Il momento di passare il testimone
Ed è qui che il premio del 2026 assume un significato particolare. Bailey ha costruito una carriera lunga, complessa e tutt'altro che lineare. Ha attraversato cucine prestigiose, aperto un ristorante diventato simbolo di una città, raccontato la propria identità attraverso il cibo e portato la sua idea di cucina fino a Parigi. Ora, però, il suo obiettivo non è necessariamente fare ancora di più. È fare spazio. “A questo punto della mia carriera, voglio davvero passare il testimone.
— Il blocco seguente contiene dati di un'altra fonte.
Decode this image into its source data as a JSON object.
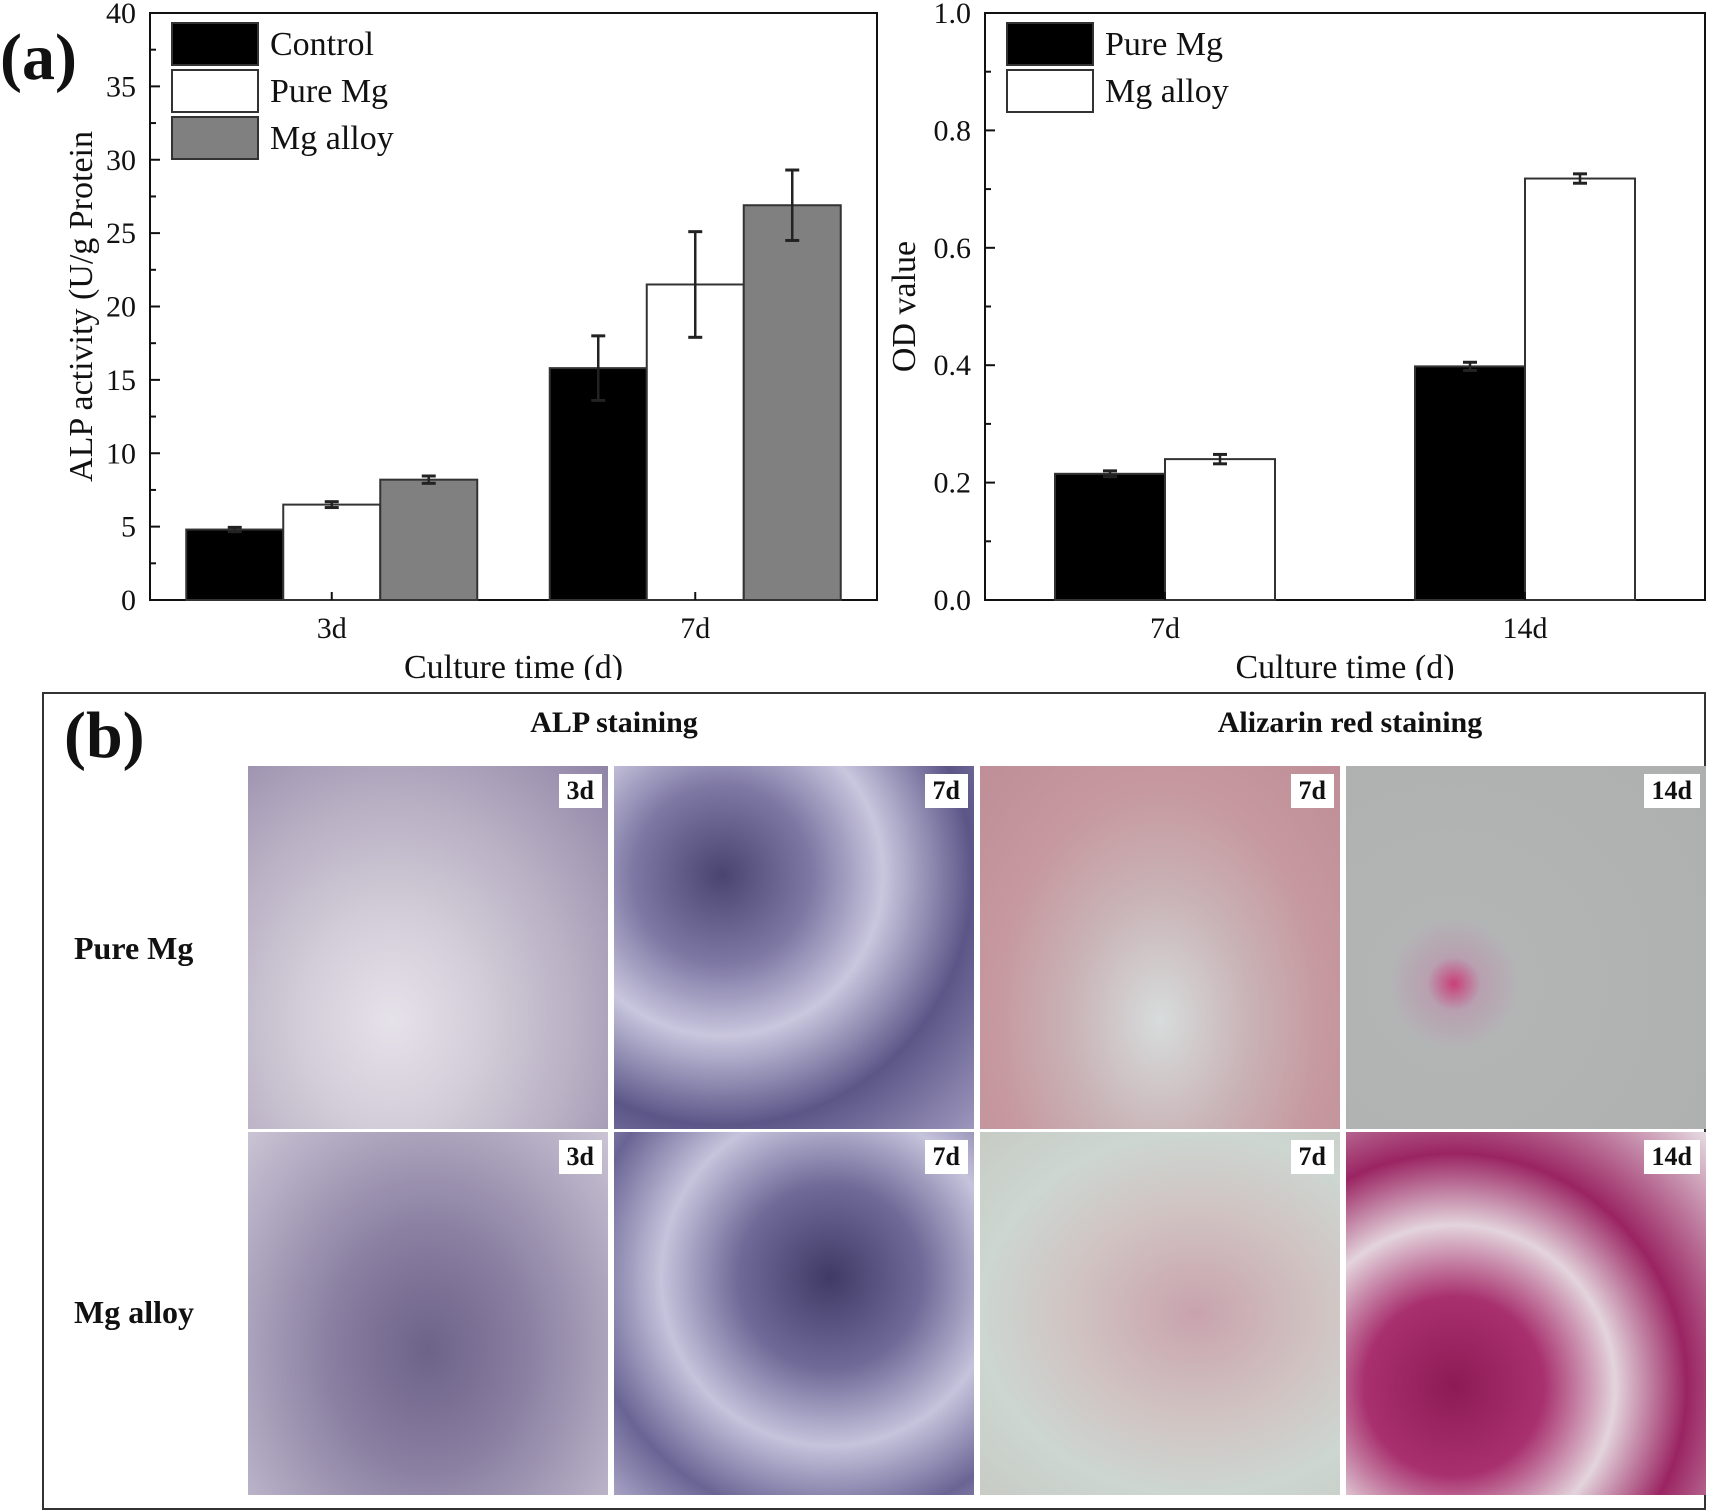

Voglio far crescere altri progetti e trovare la prossima chef afroamericana che sta spaccando”. È forse questa la parte più interessante della nuova fase di Mashama Bailey. Dopo anni trascorsi a costruire la propria voce, la chef sembra pronta a utilizzare quella voce per amplificare quella degli altri. Perché il vero lascito di una grande chef, alla fine, potrebbe non essere soltanto ciò che lascia nel piatto. Potrebbe essere soprattutto ciò che riesce a mettere nelle mani di chi verrà dopo.